Uzun süredir tartışılan reel sektör kredilerinin bankalara yük olmaktan nasıl çıkarılacağı konusunun bu düzenleme ile çözülüp çözülemeyeceği, OVP açıklandıktan sonra daha netlik kazanmış olacak.
Dün konuştuğumuz hükümete yakın kaynaklar, hala tartışmaların devam ettiğini, nasıl bir çözüm formüle edileceğinin perşembe gününe kadar netlik kazanacağını söylediler. Daha doğrusu OVP’de kredilere ilişkin bir düzenlemenin yer alacağını ama nasıl bir formül gerektiğinin hala tartışılmaya devam ettiğini söylediler. Buradaki amaç için ise “yaşadığımız türbülanstan çok olumsuz etkilenen şirketler olmasına rağmen, hala istihdam yaratmaya, katma değer yaratmaya devam edecek olan sorunlu görünen şirketlere kolaylık sağlanması” olacağını, devletin buna çalıştığını kaydettiler. Örnek olarak da Ülker ve Doğuş kredilerinin yeniden yapılandırmalarının çok kötü yönetildiği ve Türkiye algısına darbe vurduğunu gösterip, bu tür yeni örnekler oluşmasının önlenmesi gerektiğini söylediler.
Tartışmalardan anladığımız kadarıyla, çok daha kapsamlı bir formül bulunup, bankaların sorunlu kredilerinin yeni kurulacak bir şirkete aktarılmasını savunanlar bulunuyor. Bu tartışmalar içinde süper bono ihraç edilip bankalara kaynak ayrılması, banka bilançolarının rahatlatılmasına karşılık gereken sermaye ihtiyacının banka sermayedarları tarafından konulması için cazip koşullar konması gibi konular da tartışılıyor. Tabii ki bununla birlikte sorunlu kredileri alan şirketin nasıl çalışacağı, alınan şirketlerin düze çıkarılması ya da batırılması için kararların nasıl alınacağı, bu arada Hazine’nin devreye girmesiyle kredilerin kamu borçlanmasını artıracağı, özel sektör borçlarının bu yolla halkın borcu haline geleceği tartışmaları da yapılıyor.
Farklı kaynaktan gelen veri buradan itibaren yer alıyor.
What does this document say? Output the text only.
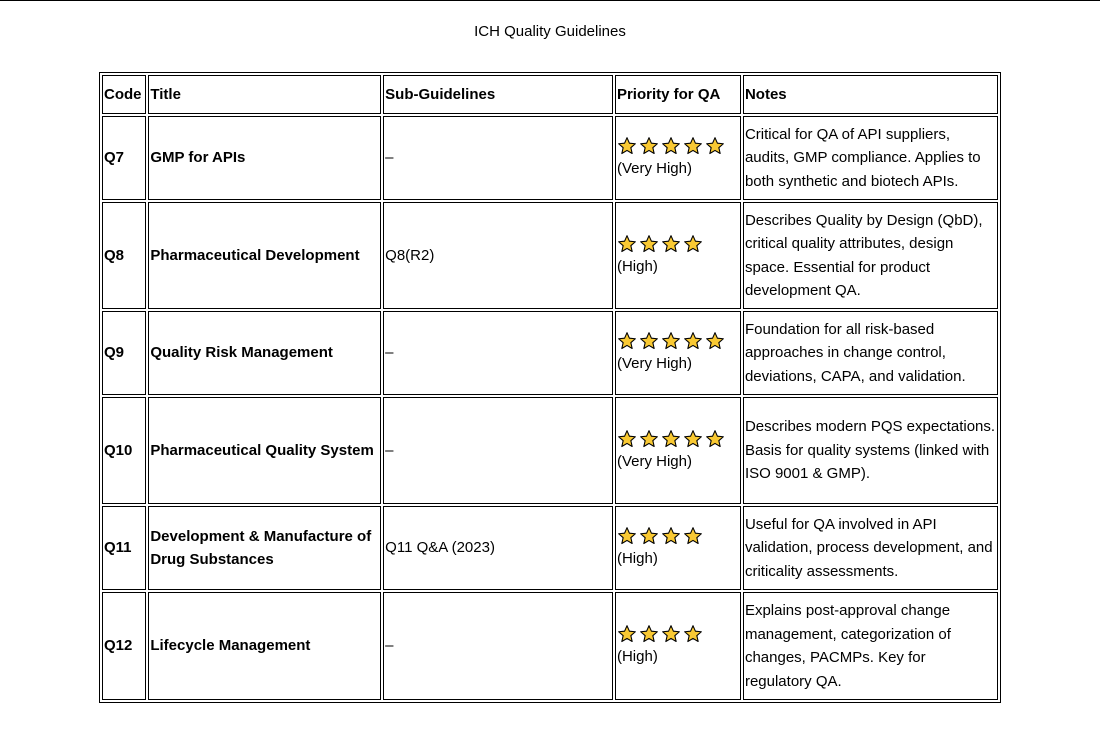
ICH Quality Guidelines
Code	Title	Sub-Guidelines	Priority for QA	Notes
Q7	GMP for APIs	–	(Very High)	Critical for QA of API suppliers, audits, GMP compliance. Applies to both synthetic and biotech APIs.
Q8	Pharmaceutical Development	Q8(R2)	(High)	Describes Quality by Design (QbD), critical quality attributes, design space. Essential for product development QA.
Q9	Quality Risk Management	–	(Very High)	Foundation for all risk-based approaches in change control, deviations, CAPA, and validation.
Q10	Pharmaceutical Quality System	–	(Very High)	Describes modern PQS expectations. Basis for quality systems (linked with ISO 9001 & GMP).
Q11	Development & Manufacture of Drug Substances	Q11 Q&A (2023)	(High)	Useful for QA involved in API validation, process development, and criticality assessments.
Q12	Lifecycle Management	–	(High)	Explains post-approval change management, categorization of changes, PACMPs. Key for regulatory QA.
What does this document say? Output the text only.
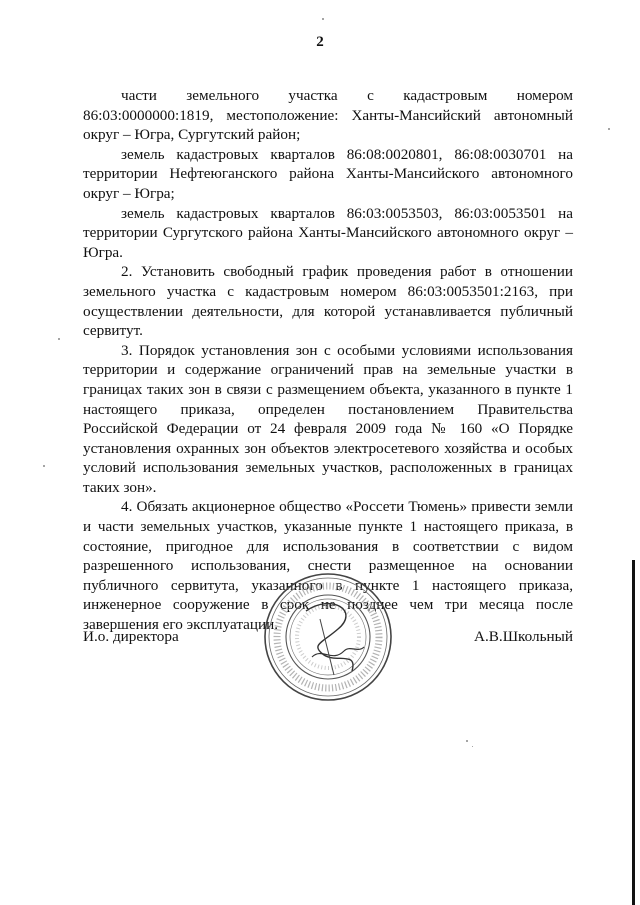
2

части земельного участка с кадастровым номером 86:03:0000000:1819, местоположение: Ханты-Мансийский автономный округ – Югра, Сургутский район;

земель кадастровых кварталов 86:08:0020801, 86:08:0030701 на территории Нефтеюганского района Ханты-Мансийского автономного округ – Югра;

земель кадастровых кварталов 86:03:0053503, 86:03:0053501 на территории Сургутского района Ханты-Мансийского автономного округ – Югра.

2. Установить свободный график проведения работ в отношении земельного участка с кадастровым номером 86:03:0053501:2163, при осуществлении деятельности, для которой устанавливается публичный сервитут.

3. Порядок установления зон с особыми условиями использования территории и содержание ограничений прав на земельные участки в границах таких зон в связи с размещением объекта, указанного в пункте 1 настоящего приказа, определен постановлением Правительства Российской Федерации от 24 февраля 2009 года № 160 «О Порядке установления охранных зон объектов электросетевого хозяйства и особых условий использования земельных участков, расположенных в границах таких зон».

4. Обязать акционерное общество «Россети Тюмень» привести земли и части земельных участков, указанные пункте 1 настоящего приказа, в состояние, пригодное для использования в соответствии с видом разрешенного использования, снести размещенное на основании публичного сервитута, указанного в пункте 1 настоящего приказа, инженерное сооружение в срок не позднее чем три месяца после завершения его эксплуатации.

И.о. директора	А.В.Школьный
ULUSLARARASI KURALLARA UYUM
Bu kadar kapsamlı bir kurtarma operasyonu mu yapılacağı yoksa Anadolu veya İstanbul yaklaşımı benzeri, yeniden yapılandırma modeli mi oluşturulacağı henüz belli değil. Daha önce yaptığımız görüşmelerden hükümetin neredeyse tüm şirketleri kapsayacak Anadolu Yaklaşımı benzeri bir formül istediğini, bankaların ise sadece yüzdürülebilecek şirketlerin kurtarılmasını öneren daha çok İstanbul Yaklaşımı gibi bir modeli savunduklarını da biliyoruz.
Bu arada bankaların son dönemde yapılan düzenlemelerden yola çıkarak, bankacılık sistemine dönük tedbirlerde uluslararası kurallara uyumun mutlaka gözetilmesi gerektiği, aksi takdirde bu sendikasyon döneminde borçlanmakta sıkıntı çıkacağı konusunu ilgili resmi çevrelere ilettiğini de duyuyoruz.